President Bush does not directly address the issue of cultural or development rights in his speech to the UN. In fact, many could read the Presidents speech as a candy-coated imperialist ploy. Only once does the president speak of protecting the desires, autonomy, or culture of the nations in current "need". He states that "ethic minorities are being persecuted". The President is right, ethic minorities are being persecuted, on American soil. Legislation promoted by President Bush, such as the Privacy Act, and Anti-Terrorist Act has allowed racial profiling, and resulted in other major offenses to those of Arab descent and Islamic allegiance. Minority groups have not been protected, but insulted and suspected. Further America has trained, America was distributed textbooks, countries are trading with America, America is the "promoter" of democracy, so the President claims. Where is the respect for the will of other countries? Why are only minority groups which uphold American foreign policy given protection? For example, President Bush offers support for the "brave citizens" of Lebanon, Afghanistan and Iraq who are making a "choice for democracy". What does that make the other citizens of those countries? It is clear that, once again, the President is drenched with hypocrisy, half-truth statements, and misrepresentation.

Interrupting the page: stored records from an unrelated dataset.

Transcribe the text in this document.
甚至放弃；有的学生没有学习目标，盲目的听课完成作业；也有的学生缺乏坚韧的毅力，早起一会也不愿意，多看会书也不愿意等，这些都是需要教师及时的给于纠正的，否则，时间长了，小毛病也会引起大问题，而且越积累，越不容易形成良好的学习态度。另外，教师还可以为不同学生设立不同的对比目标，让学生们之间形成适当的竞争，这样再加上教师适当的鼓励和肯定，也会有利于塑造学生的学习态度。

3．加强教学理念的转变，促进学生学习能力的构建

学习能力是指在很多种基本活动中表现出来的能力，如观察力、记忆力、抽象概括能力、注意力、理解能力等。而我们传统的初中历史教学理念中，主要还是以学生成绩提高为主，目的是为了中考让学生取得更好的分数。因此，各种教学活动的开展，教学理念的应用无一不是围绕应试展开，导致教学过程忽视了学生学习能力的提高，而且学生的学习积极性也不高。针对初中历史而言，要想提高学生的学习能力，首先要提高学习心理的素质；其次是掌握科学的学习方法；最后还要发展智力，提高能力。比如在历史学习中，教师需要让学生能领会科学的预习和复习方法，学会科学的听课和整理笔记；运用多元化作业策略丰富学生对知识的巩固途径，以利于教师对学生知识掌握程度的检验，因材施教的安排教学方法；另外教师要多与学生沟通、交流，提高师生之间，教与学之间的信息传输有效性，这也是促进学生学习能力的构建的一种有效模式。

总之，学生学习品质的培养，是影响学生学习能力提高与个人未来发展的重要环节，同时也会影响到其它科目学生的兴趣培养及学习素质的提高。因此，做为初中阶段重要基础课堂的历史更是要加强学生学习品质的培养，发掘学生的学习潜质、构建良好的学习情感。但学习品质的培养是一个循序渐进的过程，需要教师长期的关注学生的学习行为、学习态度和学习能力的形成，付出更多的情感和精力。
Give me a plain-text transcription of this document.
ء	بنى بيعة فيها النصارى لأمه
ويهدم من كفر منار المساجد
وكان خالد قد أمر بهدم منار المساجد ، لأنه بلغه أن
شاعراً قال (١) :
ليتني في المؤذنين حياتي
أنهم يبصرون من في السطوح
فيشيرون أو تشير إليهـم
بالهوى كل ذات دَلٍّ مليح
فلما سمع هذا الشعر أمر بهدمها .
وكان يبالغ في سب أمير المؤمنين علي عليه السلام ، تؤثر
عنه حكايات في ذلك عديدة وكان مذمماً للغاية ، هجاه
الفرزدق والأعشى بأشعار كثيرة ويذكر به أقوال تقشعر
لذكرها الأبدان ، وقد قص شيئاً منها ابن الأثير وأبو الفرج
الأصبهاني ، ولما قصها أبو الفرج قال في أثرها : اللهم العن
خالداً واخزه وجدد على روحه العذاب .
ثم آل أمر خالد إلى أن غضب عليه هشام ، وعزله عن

The conclusion is clear: President Bush's speech to the UN may make mention of civil-political, socio-economic, and cultural development rights, but the onus is on President Bush to justify his disparate record of foreign and domestic policy. Individuals of America and elsewhere must take President Bush's speeches with a grain of salt, bearing in mind his attempts to promote American-military sponsored "democracy" and arbitrary enactments of human rights. We must not let a few examples of American good-will to paint our view of the Bush administration or his presidency. Instead, we must examine the structural components that make up a system that leads the global economy today in light of the extreme poverty and utter disdain for human rights it seems to promote.